The Type VI Secretion System T6SS is widely spread amongst Gram-negative bacteria and consists of a protein complex with 13 core components (TssA to TssM), forming a needle-like structure capable of injecting effector molecules into neighbouring target cells similar to the contractile tail of the T4 bacteriophage. The T6SS is capable of delivering effectors to both prokaryote and eukaryotes target cells. Upon contraction of the T6SS, effectors are transported across the cytosol of the bacteria cell into the target cells. Effectors are loaded onto this dynamic secretion system through interactions with Hcp, VgrG and PAAR-domains. The full list of T6SS effectors is not known.

==== Rhs toxins ====

The Rearrangement hotspot system (Rhs) exists in both Gram-negative and Gram-positive bacteria. Similar to CdiA, these systems consists of big proteins with a conserved N-terminal domain and a variable C-terminal toxin domain requiring a cognate immunity protein. Many Rhs systems contain PAAR-domains (Proline-Alanine-Alanine-Arginine) which can interact with the VgrG of the T6SS apparatus making it required for Rhs secretion. The name Rearrangement hotspots comes from the discovery when the system was first identified as elements on the E. coli chromosome that were continuously rearranging. The Gram-positive soil bacterium Bacillus subtilis possesses an Rhs homolog called Wall-associated protein A (WapA) capable of mediating CDI whilst requiring a cognate immunity protein, WapI, to prevent auto-inhibition.

== Other functions ==

=== Cell aggregation and biofilm formation ===
In E. coli, CdiA molecules may interact with those found on neighboring cells, independent of the receptor to which CdiA binds. In addition with receptor binding, these homotypic interactions cause cell-cell aggregation and promote biofilm formation for CDI+ bacteria. In a similar fashion, the CdiA homolog BcpA in Burkholderia thailandensis causes up-regulation of genes encoding pili and polysaccharides when delivered to sibling cells which are in possession of the immunity protein BcpI. This change in gene expression leads to increased biofilm formation in the bacterial population through a phenomenon now known as Contact-Dependent Signalling. Furthermore, the T6SS in V. cholerae is active in biofilms, enabling a cell expressing T6SS to kill nearby cells which do not have the specific immunity. The release of DNA from target cell death can be beneficial for gene transfer as well as the release of extra cellular DNA into the matrix.

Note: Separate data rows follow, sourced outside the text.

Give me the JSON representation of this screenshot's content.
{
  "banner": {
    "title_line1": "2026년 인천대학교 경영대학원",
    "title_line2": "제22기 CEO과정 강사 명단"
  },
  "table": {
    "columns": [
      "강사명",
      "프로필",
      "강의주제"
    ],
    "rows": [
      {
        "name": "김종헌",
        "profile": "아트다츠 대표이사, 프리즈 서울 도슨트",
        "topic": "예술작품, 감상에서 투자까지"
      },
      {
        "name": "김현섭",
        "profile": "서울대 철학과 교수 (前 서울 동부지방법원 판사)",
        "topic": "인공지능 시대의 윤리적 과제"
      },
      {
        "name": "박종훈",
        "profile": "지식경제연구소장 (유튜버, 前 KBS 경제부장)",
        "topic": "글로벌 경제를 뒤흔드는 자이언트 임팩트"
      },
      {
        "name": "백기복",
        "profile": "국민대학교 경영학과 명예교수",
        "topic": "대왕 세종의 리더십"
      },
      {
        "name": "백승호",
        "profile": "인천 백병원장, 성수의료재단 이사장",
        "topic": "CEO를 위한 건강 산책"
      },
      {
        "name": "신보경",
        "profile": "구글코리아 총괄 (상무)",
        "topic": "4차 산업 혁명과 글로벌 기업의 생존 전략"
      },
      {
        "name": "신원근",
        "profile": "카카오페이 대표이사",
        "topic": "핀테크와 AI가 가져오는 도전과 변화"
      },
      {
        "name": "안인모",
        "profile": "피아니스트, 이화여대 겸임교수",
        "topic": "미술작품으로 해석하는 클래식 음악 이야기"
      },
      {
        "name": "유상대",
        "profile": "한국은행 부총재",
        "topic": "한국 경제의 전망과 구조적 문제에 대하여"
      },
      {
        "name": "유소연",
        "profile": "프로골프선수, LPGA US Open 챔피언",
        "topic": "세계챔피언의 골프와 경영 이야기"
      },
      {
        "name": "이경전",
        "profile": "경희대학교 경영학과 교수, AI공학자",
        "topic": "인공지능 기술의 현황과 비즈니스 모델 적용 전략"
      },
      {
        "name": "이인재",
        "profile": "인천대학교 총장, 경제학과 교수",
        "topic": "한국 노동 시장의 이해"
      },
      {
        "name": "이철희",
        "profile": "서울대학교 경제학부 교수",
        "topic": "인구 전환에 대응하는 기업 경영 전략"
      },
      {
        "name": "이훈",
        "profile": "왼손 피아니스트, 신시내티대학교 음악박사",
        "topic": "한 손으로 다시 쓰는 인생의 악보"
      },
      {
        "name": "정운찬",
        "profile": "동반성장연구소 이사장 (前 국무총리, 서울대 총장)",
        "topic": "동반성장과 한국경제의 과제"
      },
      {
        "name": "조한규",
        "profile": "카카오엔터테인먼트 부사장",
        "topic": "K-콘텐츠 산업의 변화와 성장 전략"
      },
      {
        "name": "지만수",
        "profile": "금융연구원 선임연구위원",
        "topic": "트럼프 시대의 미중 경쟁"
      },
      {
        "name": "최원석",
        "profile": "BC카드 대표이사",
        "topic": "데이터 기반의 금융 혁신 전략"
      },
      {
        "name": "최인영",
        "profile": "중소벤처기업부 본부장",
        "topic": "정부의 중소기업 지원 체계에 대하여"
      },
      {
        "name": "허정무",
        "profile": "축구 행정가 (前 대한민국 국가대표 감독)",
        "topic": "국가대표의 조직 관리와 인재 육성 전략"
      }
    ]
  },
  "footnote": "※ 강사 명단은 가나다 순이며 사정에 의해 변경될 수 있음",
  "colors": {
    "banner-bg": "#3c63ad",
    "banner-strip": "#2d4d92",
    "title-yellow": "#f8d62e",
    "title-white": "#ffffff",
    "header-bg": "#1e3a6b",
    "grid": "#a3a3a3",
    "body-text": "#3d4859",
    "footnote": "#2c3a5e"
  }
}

=== Antibiotic persistence ===
In E. coli, CdiA-CT toxins have been found to induce persister cell formation in a clonal population when delivered to cells that lack sufficient levels of CdiI immunity to neutralise the incoming toxins. The intoxication of the cells leads to an increase of cellular (p)ppGpp levels, which in turn leads to degradation of the immunity protein and eventually to a higher extend of intoxication, resulting in persister formation.